Wallerstein ise tam bu noktada Balibar’a cevap verir:
“Balibar beni fazla toptanlaştırıcı olmakla, özgüllükleri ihmal etmekle suçluyor... Burjuva olmak olgusunun kendisi herhangi bir “cemaate” sadık olmayı... engeller... Kuşkusuz abartıyorum, ama çok değil. Kuşkusuz burjuvalar milliyetçi, hatta yurtseverdirler. Kuşkusuz her türlü etnik olaydan fayda sağlarlar.
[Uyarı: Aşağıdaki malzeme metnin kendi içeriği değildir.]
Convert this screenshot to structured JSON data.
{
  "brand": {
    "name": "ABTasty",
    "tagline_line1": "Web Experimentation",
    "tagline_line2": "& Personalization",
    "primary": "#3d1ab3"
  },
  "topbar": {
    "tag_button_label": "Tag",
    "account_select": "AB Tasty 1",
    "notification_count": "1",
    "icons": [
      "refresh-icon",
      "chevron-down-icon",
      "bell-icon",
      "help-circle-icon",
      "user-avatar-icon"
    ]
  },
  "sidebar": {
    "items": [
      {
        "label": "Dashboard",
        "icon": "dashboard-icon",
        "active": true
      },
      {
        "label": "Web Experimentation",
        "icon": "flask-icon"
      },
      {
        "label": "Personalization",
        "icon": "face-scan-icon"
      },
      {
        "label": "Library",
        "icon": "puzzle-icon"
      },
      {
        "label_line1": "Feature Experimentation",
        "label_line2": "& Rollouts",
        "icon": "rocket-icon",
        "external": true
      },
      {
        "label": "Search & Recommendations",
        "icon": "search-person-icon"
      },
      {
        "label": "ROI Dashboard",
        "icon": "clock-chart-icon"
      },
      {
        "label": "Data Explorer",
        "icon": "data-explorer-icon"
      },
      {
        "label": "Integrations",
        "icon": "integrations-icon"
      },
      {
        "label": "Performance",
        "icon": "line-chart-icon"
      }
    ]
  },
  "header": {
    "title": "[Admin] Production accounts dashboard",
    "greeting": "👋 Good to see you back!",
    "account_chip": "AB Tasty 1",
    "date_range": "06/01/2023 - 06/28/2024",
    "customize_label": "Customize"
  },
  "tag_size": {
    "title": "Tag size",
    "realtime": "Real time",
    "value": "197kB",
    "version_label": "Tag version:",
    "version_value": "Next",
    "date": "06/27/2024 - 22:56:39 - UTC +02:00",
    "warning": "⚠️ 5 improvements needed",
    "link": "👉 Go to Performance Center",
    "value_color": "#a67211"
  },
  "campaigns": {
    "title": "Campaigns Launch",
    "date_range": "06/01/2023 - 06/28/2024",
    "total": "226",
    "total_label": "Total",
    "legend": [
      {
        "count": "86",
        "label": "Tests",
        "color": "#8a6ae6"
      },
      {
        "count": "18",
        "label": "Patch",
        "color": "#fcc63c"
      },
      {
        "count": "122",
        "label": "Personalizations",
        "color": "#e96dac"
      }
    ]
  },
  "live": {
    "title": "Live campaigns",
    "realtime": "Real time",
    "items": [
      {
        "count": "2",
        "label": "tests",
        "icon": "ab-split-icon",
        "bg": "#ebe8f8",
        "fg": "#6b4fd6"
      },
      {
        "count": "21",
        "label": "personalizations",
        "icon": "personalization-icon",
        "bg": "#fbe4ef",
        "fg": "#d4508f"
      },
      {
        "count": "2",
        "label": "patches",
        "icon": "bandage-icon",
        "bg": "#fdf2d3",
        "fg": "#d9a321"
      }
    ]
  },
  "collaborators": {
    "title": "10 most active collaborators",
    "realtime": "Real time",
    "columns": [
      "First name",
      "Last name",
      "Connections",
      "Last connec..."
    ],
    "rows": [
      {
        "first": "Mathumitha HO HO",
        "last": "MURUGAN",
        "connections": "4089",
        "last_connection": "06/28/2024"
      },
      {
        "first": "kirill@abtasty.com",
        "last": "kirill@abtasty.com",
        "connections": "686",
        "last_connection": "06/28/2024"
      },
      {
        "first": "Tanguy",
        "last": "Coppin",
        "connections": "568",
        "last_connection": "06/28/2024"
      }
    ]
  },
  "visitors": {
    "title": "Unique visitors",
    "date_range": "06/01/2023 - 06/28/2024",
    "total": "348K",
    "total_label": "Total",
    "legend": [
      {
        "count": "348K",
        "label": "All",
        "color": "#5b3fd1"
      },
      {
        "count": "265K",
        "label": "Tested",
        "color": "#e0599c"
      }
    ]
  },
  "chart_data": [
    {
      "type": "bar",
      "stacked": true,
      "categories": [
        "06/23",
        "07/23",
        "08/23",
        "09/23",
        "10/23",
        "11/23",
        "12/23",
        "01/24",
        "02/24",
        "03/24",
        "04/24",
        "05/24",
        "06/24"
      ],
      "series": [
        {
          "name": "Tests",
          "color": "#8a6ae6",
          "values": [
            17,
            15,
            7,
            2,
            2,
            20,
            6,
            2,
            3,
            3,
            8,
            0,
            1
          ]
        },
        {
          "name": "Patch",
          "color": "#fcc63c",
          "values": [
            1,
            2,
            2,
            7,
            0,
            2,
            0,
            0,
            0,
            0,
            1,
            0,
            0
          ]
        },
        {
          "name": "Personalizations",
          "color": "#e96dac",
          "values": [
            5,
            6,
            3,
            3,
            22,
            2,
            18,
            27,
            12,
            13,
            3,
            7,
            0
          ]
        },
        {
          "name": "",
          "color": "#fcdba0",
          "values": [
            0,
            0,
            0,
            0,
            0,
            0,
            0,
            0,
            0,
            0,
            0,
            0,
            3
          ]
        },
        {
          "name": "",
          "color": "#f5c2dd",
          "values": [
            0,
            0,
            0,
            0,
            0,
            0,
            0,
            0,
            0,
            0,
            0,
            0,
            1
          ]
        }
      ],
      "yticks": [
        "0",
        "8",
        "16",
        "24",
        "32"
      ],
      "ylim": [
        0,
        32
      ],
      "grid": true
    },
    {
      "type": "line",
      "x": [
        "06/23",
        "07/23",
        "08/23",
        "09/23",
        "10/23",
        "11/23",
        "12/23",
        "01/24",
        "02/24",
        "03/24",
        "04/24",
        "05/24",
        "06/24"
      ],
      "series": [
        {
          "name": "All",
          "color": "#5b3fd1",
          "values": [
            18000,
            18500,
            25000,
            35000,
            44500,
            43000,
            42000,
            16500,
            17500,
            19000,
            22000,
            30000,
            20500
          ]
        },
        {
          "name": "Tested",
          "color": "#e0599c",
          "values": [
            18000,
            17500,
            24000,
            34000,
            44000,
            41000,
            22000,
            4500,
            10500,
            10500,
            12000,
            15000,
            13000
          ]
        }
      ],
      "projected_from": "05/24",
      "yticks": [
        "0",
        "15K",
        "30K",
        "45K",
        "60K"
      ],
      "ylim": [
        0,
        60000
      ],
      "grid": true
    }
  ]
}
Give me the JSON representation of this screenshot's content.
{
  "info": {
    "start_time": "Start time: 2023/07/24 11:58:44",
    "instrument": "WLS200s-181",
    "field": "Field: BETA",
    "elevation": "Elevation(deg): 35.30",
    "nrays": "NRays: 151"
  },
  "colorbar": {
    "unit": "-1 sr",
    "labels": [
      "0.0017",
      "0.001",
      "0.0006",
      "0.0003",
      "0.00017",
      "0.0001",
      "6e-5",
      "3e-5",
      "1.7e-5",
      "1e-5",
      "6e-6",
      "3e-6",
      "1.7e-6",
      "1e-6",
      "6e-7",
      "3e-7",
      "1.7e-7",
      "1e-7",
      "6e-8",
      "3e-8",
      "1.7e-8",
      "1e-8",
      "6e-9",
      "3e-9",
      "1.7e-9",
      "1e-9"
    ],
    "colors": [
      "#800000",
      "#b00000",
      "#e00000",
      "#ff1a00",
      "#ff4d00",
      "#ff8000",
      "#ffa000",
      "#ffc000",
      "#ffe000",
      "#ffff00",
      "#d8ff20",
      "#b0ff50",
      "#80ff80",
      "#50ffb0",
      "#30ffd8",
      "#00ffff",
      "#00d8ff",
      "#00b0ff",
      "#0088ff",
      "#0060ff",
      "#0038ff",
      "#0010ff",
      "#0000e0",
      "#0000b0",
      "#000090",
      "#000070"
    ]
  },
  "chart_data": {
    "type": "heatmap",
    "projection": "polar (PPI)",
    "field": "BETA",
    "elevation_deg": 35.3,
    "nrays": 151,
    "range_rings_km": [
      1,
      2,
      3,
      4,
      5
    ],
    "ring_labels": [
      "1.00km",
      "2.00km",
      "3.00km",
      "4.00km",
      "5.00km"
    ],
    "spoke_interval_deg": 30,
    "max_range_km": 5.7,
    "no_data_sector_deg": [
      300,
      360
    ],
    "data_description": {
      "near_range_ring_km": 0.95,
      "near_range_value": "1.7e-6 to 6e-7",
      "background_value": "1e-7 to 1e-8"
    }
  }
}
Ama... daha çok işler yolundayken milliyetçidirler. 18. yy’da İspanyollara karşı bağımsızlık savaşı sürdürürken bir yandan da onlara silah satan Amsterdam burjuvalarını unutmayalım. Büyük, gerçekten büyük kapitalistlerin, gerileme dönemlerinde sermayelerini ülkelerinden nasıl hiç tereddütsüz kaçırdıklarını unutmayalım[17]... Küçük delikanlılar [burjuvalar], belki de, manevra kaabiliyetleri daha az olduğundan ülkelerine bağlı gibi görünüyorlar ama bu, olgunun gerçekliğini değiştirmiyor. Bu demektir ki, ulus, ırk ve sınıf, evet sınıf bile, bu kapitalist dünya ekonomisinde ezilenler için birer sığınak olarak kalırlar; kavram olarak popülerliklerinin temelini oluşturan da budur.”[18] Wallerstein ise, Reich’ın “Küçük Adamı’nı” evrenselleştirmiştir; “dünya sisteminin” kapitalist olmayan dönemlerinde de bulunan bir canlı varlıktır artık o.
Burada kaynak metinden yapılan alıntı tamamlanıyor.